Getting up every morning is hard. Making sure I have clean clothes to wear that are comfortable and school appropriate is even harder. And not biting the heads off my third graders for acting like nine year olds is much harder than it should be.
This year has been hard beyond words (although I’m trying to write about that too). Hard for us. Hard for the kids. Just hard in every way. Our regular end-of-the-year exhaustion is exponential right now. I feel it.
In spite of that I have a small old-lady-teacher lecture I have to get out of my system.
I hear us all saying (and I do mean us because I do it too), “Why are we still here? We should just be done already!” We know we’re done (see above) and we think the kids are done. So what’s the point?
The problem is, the kids are done because of us. We’ve hit a point that we just can’t keep doing what we’ve been doing so we don’t. We abandon our routines. We throw out our regular schedule. We start taking things down and packing things up.
And then we see the kids are done.
Yes. Because they see that we’re done.
We can relax things without completely giving up on what we’ve done all year. We worked so hard to establish our routines, we should use them to the end, let them work for us. Give kids more independent reading time. Find some blank comic pages for writing. Search out some fun Sudoku or similar puzzles for math. Keep kids doing some semblance of what they’ve done all year and they’ll do a better job of keeping things going as they’ve done all year.

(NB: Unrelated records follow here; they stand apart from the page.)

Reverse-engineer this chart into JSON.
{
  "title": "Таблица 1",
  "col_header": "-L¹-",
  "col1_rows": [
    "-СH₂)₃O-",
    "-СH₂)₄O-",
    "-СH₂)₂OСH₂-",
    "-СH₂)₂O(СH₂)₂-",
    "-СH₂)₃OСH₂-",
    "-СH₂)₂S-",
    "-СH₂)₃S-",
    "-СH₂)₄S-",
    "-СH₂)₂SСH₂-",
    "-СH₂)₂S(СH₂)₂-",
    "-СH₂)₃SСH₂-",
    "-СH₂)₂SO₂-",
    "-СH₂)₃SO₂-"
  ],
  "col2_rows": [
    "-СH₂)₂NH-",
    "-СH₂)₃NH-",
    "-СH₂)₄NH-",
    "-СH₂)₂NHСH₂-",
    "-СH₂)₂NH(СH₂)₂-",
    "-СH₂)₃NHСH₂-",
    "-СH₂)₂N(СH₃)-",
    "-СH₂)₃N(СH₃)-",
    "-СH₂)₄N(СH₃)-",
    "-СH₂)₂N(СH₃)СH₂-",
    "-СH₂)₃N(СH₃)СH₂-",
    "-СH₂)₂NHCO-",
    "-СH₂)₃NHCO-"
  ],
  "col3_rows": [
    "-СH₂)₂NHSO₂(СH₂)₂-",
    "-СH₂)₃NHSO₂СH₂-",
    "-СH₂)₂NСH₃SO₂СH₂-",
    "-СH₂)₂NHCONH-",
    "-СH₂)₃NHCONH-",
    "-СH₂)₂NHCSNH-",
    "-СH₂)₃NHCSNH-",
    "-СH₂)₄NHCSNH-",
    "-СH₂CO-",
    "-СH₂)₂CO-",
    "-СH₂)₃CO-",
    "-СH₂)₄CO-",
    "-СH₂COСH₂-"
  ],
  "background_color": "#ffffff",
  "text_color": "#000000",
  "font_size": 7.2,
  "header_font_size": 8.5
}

Leave things up on your walls. Keep your classroom library and math manipulatives out. Start packing up what’s in your cabinets and drawers, things the kids can’t see. Fill out all your end of the year forms and checklists. You can do a lot towards being ready on the final day without it causing chaos in your classroom.
If we were done now, the kids would have been like this a week or two ago. They would have hit their chaos point as soon as we hit our exhaustion point. We control this. (Not all of it, I can admit that, but a lot of it.) We can get to the end without it being as painful as it might be. We have to keep doing school for as long as possible. The kids will be with us if we do. And it’ll be worth it.